Notice I used the real MIPS bgtz instruction, not the bgt pseudo-instruction with $zero. Hopefully an assembler would choose that for the special case of $zero, but it might just follow the normal pattern of using slt $at, $zero, $t0 / bne $at, $zero, target.

Classic MIPS doesn't do branch prediction + speculative execution (it has a branch-delay slot to hide the bubble from the control dependency instead). But for this to work, it needs the branch input ready in the ID stage, so reading the result of the previous add (which produces a result at the end of EX) will cause a 1 cycle stall. (Or worse depending on whether forwarding to the ID stage is supported. https://courses.engr.illinois.edu/cs232/sp2009/exams/final/2002-spring-final-sol.pdf question 2 Part (a) has an example like this, but I think they under-count the stall cycles if you need to wait for add WB to complete before bne/bgtz ID can start.)

So anyway, this should run at best 1 iteration per 4 cycles on a scalar in-order MIPS I that can forward from EX to ID. 3 instructions + 1 stall cycle before each bgtz.

We can optimize it by putting the add $a0, $a0, $t0 between the loop counter and the branch, filling that stall cycle with useful work.

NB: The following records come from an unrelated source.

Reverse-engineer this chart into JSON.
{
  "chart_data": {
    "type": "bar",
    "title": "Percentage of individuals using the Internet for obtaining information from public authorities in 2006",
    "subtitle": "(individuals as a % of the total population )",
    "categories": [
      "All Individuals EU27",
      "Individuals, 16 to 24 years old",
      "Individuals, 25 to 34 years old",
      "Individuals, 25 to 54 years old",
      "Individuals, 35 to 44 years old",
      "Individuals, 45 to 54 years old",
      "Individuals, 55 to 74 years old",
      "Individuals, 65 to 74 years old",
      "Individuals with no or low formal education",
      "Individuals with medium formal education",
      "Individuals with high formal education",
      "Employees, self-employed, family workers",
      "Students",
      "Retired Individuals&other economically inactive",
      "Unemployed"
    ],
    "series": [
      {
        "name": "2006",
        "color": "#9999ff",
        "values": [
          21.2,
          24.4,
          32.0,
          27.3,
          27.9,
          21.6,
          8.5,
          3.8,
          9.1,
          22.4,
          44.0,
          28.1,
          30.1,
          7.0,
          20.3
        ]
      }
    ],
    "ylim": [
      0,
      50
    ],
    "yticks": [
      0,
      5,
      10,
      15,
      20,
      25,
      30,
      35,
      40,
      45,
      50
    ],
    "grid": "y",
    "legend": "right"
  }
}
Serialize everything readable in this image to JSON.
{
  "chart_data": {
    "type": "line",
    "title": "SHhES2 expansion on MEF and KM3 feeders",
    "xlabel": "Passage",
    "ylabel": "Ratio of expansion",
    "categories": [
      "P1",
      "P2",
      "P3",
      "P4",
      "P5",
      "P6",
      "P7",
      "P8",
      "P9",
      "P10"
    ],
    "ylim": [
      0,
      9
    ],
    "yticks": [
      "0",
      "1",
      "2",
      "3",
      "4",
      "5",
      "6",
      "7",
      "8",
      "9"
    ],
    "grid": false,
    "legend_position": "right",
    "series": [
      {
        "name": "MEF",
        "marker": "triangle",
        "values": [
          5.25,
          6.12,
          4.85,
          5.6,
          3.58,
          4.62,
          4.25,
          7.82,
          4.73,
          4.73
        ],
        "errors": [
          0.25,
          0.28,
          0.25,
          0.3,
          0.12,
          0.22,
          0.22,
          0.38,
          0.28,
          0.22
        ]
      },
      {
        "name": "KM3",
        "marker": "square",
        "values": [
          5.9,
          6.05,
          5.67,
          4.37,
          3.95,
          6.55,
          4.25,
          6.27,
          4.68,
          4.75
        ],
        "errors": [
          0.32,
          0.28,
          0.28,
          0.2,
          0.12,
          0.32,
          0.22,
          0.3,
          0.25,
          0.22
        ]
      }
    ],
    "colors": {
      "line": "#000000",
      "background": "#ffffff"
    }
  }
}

 li    $a0, 10                        # total = counter    # peel the first iteration
 li    $t0, 10-1                      # loop counter, with first -- peeled

Loop:                                 # do{
                                          # counter--   (in the branch delay slot and peeled before first iteration)
 add   $a0, $a0, $t0                      # total += counter
 bgtz  $t0, Loop                      # } while($t0 > 0);
 addi  $t0, $t0, -1

This runs at 3 cycles / iteration, for 3 instructions with no stall cycles (again assuming forwarding from EX to ID).

Putting the counter-- in the branch delay slot puts it as far before the next execution of the loop branch as possible. A simple bne instead of bgtz would work, too; we know the loop counter starts out signed positive and decreases by 1 each iteration, so it's not critical that we keep checking for non-negative as well as non-zero.

I have no idea what performance model you're using. If it's not a classic 5-stage MIPS then the above is irrelevant.